David did not hazard a guess.
“Bought a shotgun,” Lucille laughed. “Ben Derling going in for sport! I'd have him learning to dance, if dancing was proper. I believe I am really clever, Mr. Dean! I saw just what Ben lacked, and I had George Tunnison come here—he plays a flute as horribly as anyone can—and I made him talk ducks and quail, until Ben's muscles twitched. If Alice had been a man she would be a duck hunter.”
David smiled now.
“She would,” he admitted.
“So Ben is spending half his spare time banging at a paper target with George, and he brings the targets to show to Alice. He has bought a shanty boat with George. It's romance! Danger! Manliness!”
She laughed again. David smiled, looking full at her with his gray eyes, amusement sparkling in them. He had a little forelock curl that always lay on his forehead. Lucille thought what a boy he was, and then—what a lover he would be; quite another sort from Ben Derling. She drew a deep breath, frightened by the daring thought that flashed across her mind.

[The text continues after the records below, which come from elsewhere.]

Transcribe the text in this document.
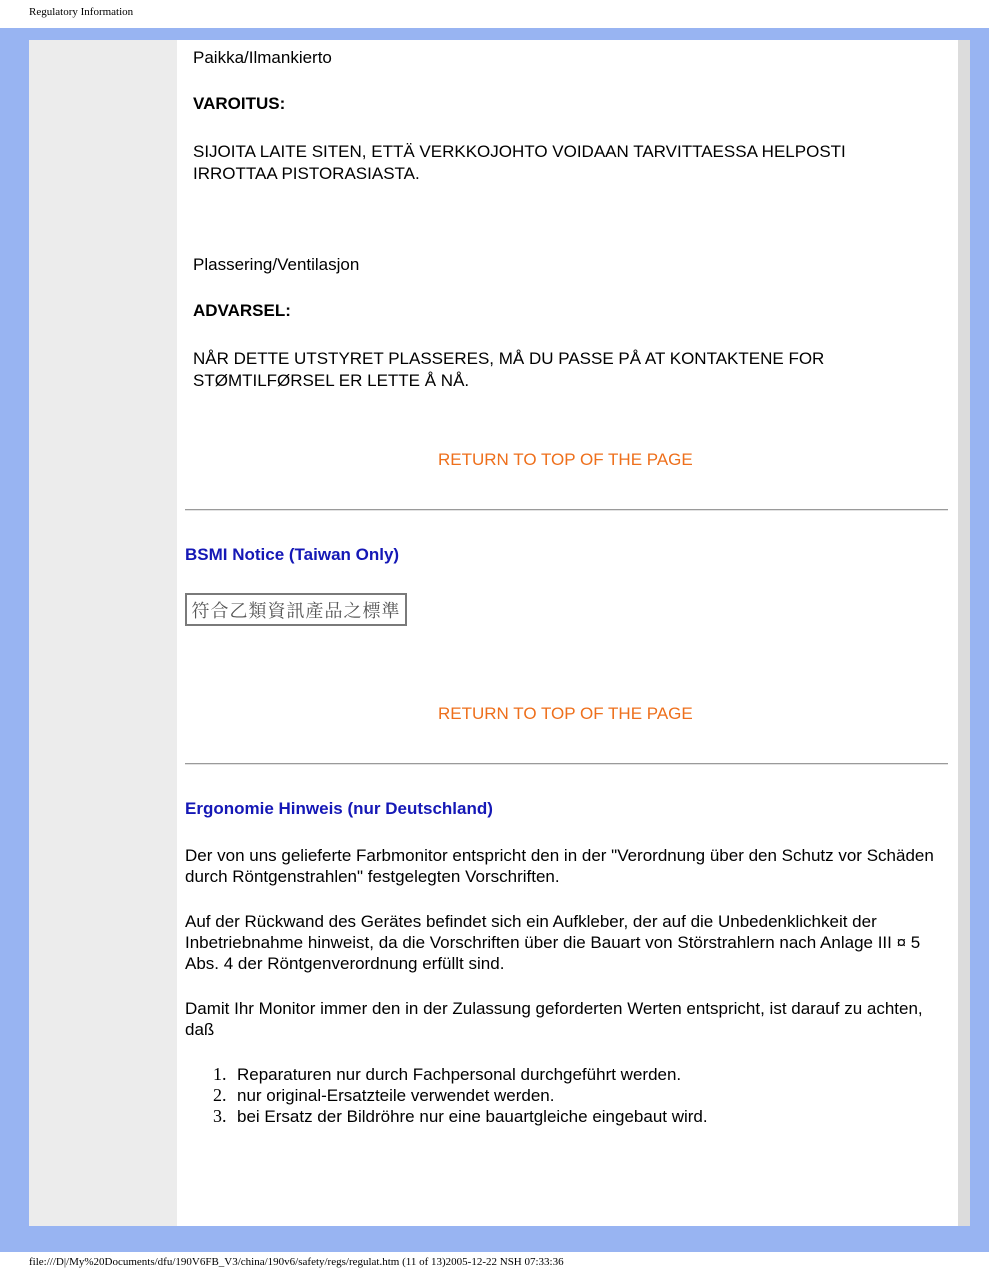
Regulatory Information

Paikka/Ilmankierto

VAROITUS:

SIJOITA LAITE SITEN, ETTÄ VERKKOJOHTO VOIDAAN TARVITTAESSA HELPOSTI

IRROTTAA PISTORASIASTA.

Plassering/Ventilasjon

ADVARSEL:

NÅR DETTE UTSTYRET PLASSERES, MÅ DU PASSE PÅ AT KONTAKTENE FOR

STØMTILFØRSEL ER LETTE Å NÅ.

RETURN TO TOP OF THE PAGE

BSMI Notice (Taiwan Only)

符合乙類資訊產品之標準
RETURN TO TOP OF THE PAGE

Ergonomie Hinweis (nur Deutschland)

Der von uns gelieferte Farbmonitor entspricht den in der "Verordnung über den Schutz vor Schäden

durch Röntgenstrahlen" festgelegten Vorschriften.

Auf der Rückwand des Gerätes befindet sich ein Aufkleber, der auf die Unbedenklichkeit der

Inbetriebnahme hinweist, da die Vorschriften über die Bauart von Störstrahlern nach Anlage III ¤ 5

Abs. 4 der Röntgenverordnung erfüllt sind.

Damit Ihr Monitor immer den in der Zulassung geforderten Werten entspricht, ist darauf zu achten,

daß

1. Reparaturen nur durch Fachpersonal durchgeführt werden.
2. nur original-Ersatzteile verwendet werden.
3. bei Ersatz der Bildröhre nur eine bauartgleiche eingebaut wird.
file:///D|/My%20Documents/dfu/190V6FB_V3/china/190v6/safety/regs/regulat.htm (11 of 13)2005-12-22 NSH 07:33:36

At no time, I am sure, was Lucille Hardcome in love with David. The pursuit she began—or it would be better to call it a lively siege—was no more than a wanton trial of her powers. She was a born schemer, an insatiable intrigante, lacking, in Riverbank—since she was now social queen and church dictator—opportunity for the exercise of her ability. It is doubtful whether she ever knew what she wanted with David Dean. There are cooks and chambermaids who glory in their “mashes,” and tell them over with gusto; they collect “mashes” as numismatists collect coins, and display the finer specimens with great pride. It may be that Lucille thought it would be a fine thing to make the finest man she knew fall in love with her. The proof of her power would be all the greater because he was a minister and married, and seemingly proof against her and all other women.